The direct journey from Kericho to Eldoret through the Nandi Hills is one of the most varied and spectacular in the west, through countryside that is often far wilder than you’d expect, including bleak mountainous scrublands and jungle-packed ravines. Midway, you cross the Kano Plains and you may have to change transport at Chemelil, a major crossroads in the Nyando valley, down in the flat sugar lands. Beyond, the road zigzags northwards into high tea country again, the homeland of the Nandi, the fiercest early opponents of the British, and the haunt of a crypto-zoological mystery known as the Nandi bear.
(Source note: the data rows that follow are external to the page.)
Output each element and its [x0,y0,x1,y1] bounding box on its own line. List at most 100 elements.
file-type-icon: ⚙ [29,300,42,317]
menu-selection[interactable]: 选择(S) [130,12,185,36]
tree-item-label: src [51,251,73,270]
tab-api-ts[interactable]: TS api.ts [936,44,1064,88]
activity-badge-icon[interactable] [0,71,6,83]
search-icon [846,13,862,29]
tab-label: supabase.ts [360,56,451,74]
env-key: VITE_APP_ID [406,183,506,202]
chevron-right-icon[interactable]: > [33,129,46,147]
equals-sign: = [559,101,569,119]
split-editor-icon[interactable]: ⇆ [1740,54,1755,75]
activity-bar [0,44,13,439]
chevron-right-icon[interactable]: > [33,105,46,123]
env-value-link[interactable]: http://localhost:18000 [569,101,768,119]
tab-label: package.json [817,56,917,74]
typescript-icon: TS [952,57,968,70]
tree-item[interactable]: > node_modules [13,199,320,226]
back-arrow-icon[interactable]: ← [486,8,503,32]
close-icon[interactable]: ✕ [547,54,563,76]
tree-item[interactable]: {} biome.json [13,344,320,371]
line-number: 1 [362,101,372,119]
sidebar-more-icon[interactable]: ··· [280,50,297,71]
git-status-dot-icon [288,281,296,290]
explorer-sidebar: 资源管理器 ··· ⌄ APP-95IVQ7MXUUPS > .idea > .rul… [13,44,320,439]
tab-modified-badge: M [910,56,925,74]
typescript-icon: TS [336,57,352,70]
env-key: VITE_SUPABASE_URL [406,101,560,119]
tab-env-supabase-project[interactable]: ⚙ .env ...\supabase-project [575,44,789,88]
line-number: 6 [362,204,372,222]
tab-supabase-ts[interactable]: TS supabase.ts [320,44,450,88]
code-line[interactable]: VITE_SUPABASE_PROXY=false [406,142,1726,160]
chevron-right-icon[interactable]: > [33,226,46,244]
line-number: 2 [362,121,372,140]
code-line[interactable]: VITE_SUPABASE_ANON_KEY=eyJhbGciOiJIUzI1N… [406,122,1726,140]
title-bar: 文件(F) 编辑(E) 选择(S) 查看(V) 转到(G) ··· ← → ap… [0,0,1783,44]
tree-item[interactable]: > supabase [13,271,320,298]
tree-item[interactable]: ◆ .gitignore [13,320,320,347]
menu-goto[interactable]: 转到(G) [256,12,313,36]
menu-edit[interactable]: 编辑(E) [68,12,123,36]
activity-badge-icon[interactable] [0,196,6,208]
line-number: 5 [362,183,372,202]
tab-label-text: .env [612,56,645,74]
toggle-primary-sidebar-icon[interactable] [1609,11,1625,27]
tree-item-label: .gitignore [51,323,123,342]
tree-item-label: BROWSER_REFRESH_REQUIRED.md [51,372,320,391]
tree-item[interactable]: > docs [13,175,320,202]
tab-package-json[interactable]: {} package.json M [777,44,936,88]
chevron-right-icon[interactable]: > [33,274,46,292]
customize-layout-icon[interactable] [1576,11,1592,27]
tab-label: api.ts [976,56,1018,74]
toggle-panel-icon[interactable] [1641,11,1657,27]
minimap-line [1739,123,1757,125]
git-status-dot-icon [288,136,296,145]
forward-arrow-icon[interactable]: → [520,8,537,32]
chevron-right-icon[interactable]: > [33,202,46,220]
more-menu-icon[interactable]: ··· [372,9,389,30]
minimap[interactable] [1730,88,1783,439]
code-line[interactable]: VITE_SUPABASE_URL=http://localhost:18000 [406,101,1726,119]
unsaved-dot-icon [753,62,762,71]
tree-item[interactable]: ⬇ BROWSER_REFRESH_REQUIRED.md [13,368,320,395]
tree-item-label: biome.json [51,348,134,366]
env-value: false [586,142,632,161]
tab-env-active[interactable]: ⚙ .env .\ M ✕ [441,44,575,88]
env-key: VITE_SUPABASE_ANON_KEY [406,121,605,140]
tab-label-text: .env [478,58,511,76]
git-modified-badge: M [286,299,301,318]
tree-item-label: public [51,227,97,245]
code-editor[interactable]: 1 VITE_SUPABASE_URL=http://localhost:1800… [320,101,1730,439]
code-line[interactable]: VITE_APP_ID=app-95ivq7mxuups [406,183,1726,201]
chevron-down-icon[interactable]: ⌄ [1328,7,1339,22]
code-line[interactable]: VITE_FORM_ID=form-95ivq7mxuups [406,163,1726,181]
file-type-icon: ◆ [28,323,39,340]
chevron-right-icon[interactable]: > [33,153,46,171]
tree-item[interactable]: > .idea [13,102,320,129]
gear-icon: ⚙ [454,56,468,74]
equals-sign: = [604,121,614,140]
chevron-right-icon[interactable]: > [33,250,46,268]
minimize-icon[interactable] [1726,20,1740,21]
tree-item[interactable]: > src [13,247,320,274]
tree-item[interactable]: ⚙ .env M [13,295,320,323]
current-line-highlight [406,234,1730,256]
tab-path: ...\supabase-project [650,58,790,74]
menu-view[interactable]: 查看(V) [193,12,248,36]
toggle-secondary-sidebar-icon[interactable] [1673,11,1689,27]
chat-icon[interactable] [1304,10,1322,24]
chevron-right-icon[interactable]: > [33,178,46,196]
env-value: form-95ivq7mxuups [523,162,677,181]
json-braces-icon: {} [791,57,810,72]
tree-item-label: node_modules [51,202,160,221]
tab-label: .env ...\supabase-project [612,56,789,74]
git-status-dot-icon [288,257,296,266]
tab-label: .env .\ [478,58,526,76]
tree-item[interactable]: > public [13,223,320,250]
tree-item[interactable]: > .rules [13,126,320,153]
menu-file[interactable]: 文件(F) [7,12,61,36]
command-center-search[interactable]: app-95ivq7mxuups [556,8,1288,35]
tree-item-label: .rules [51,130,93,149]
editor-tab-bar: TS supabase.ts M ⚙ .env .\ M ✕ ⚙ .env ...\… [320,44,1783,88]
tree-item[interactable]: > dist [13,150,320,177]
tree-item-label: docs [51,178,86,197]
The only town of any size before Eldoret is Kapsabet, which has a couple of banks, a market, and a trio of reasonable lodgings, but nothing to warrant a stopover unless, again, you need to change matatus. If you’re driving, you might pause at the Kingwal swamp, north of Kapsabet (the road passes right through it), where more than sixty sitatunga antelope hang on in an unprotected wetland area.
Although more bustling than Kericho, and somewhat healthier and pleasanter than Nakuru, ELDORET really has hardly anything to differentiate it from dozens of other highland centres, though as Kenya’s fifth-largest town, it’s a good deal bigger. The Uasin Gishu Plateau all around is reliably fertile cereal, vegetable and stock-raising country; wattle plantations provide the tannin for the town’s leather industry; the Raymond, Rivatex, Raiply and Ken-Knit textile factories provide employment; and Moi University has proved a shot in the arm for local schools. Eldoret’s prosperity is shown clearly enough by the windows of Eldoret Jewellers on the main road.
Though there are no sights as such to keep you here for very long, you may well find Eldoret a useful stopover, and it’s refreshingly unthreatening and friendly despite its size. The town’s affluence is reflected in a wide variety of places to stay, eat and drink, and enough nightlife to see you through an evening or two.